The major mistake is the networks are only able to attract a certain amount of people to their news shows, as the viewers left watching are those that haven't made the change to consuming news on the Internet. So that meant from the beginning that the market couldn't be enlarged, but Couric would have to steal existing viewers from the competition. It never happened. Rather the opposite happened as people have abandoned her in droves.
When the $15 million-a-year anchor dropped to viewership of 5.9 million in the week ending May 25, it was an al-time low, and smaller than any of her predecessors ever saw. What that ends up coming to is $2.51 per viewer, said the New York Post.
In contrast, when you consider the salary of Brian Williams at the "Nightly News," his cost per viewer is only 55 cents each, and Charlie Gibson at "World News Tonight" costs 89 cents a head.

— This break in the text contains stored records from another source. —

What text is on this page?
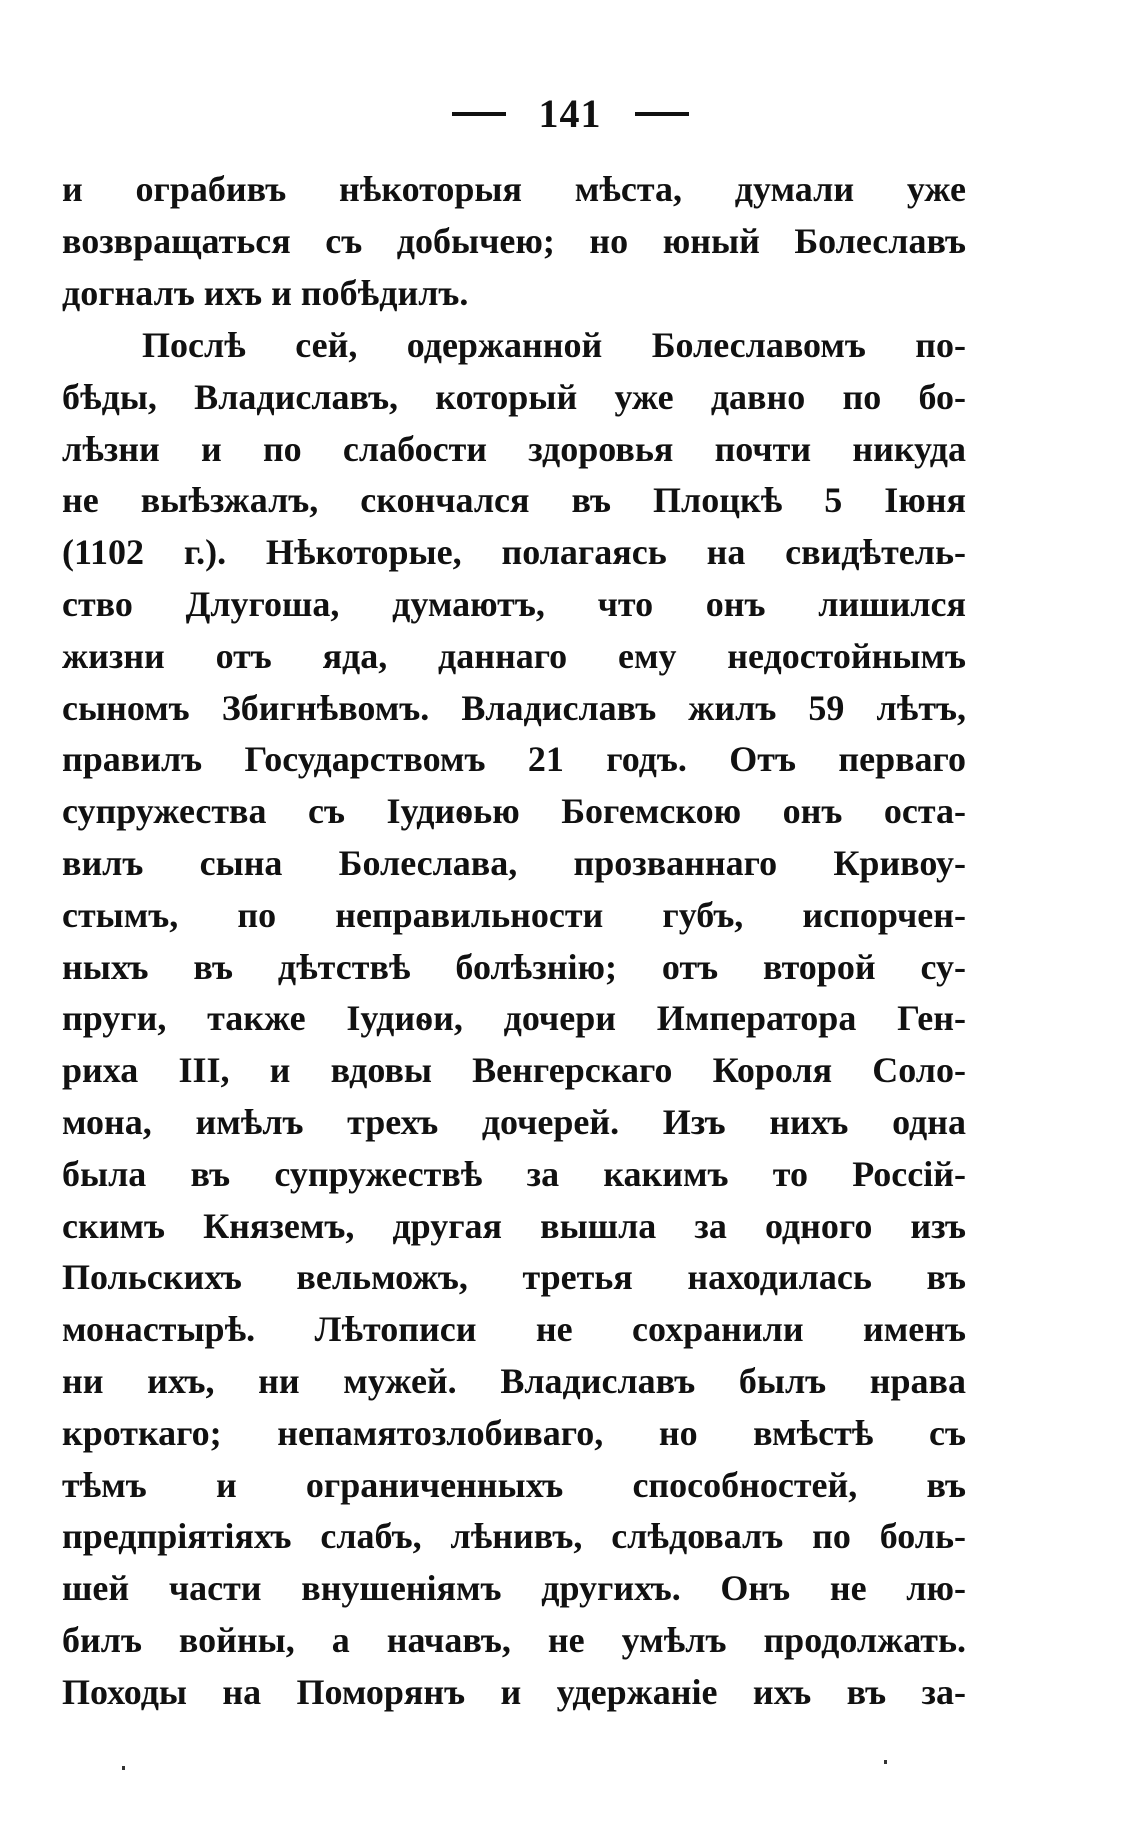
141
и ограбивъ нѣкоторыя мѣста, думали уже
возвращаться съ добычею; но юный Болеславъ
догналъ ихъ и побѣдилъ.
Послѣ сей, одержанной Болеславомъ по-
бѣды, Владиславъ, который уже давно по бо-
лѣзни и по слабости здоровья почти никуда
не выѣзжалъ, скончался въ Плоцкѣ 5 Іюня
(1102 г.). Нѣкоторые, полагаясь на свидѣтель-
ство Длугоша, думаютъ, что онъ лишился
жизни отъ яда, даннаго ему недостойнымъ
сыномъ Збигнѣвомъ. Владиславъ жилъ 59 лѣтъ,
правилъ Государствомъ 21 годъ. Отъ перваго
супружества съ Іудиѳью Богемскою онъ оста-
вилъ сына Болеслава, прозваннаго Кривоу-
стымъ, по неправильности губъ, испорчен-
ныхъ въ дѣтствѣ болѣзнію; отъ второй су-
пруги, также Іудиѳи, дочери Императора Ген-
риха III, и вдовы Венгерскаго Короля Соло-
мона, имѣлъ трехъ дочерей. Изъ нихъ одна
была въ супружествѣ за какимъ то Россій-
скимъ Княземъ, другая вышла за одного изъ
Польскихъ вельможъ, третья находилась въ
монастырѣ. Лѣтописи не сохранили именъ
ни ихъ, ни мужей. Владиславъ былъ нрава
кроткаго; непамятозлобиваго, но вмѣстѣ съ
тѣмъ и ограниченныхъ способностей, въ
предпріятіяхъ слабъ, лѣнивъ, слѣдовалъ по боль-
шей части внушеніямъ другихъ. Онъ не лю-
билъ войны, а начавъ, не умѣлъ продолжать.
Походы на Поморянъ и удержаніе ихъ въ за-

The cost of Katie Couric isn't simply in dollars though, but it is in judgement and leadership within the company. Of course people knew we'd be following her carefully, and so the network gets a lot of coverage that way, in spite of the numbers. But to not understand the underlying market forces that had already declared the overall abandonment of the nightly news by many of the Internet generation, was to believe in something that was an illusion, not a business decision based upon facts and trends.
In the end, because of her salary and the hype, Couric will probably be the big loser; but from the beginning this fiasco never had a chance to work.
It's too bad, because if they would have taken this slowly, and been more laid back in their approach, it may have been a good alternative to the type of news offered on the other channels. But we'll never know now. This project was stillborn before it ever began.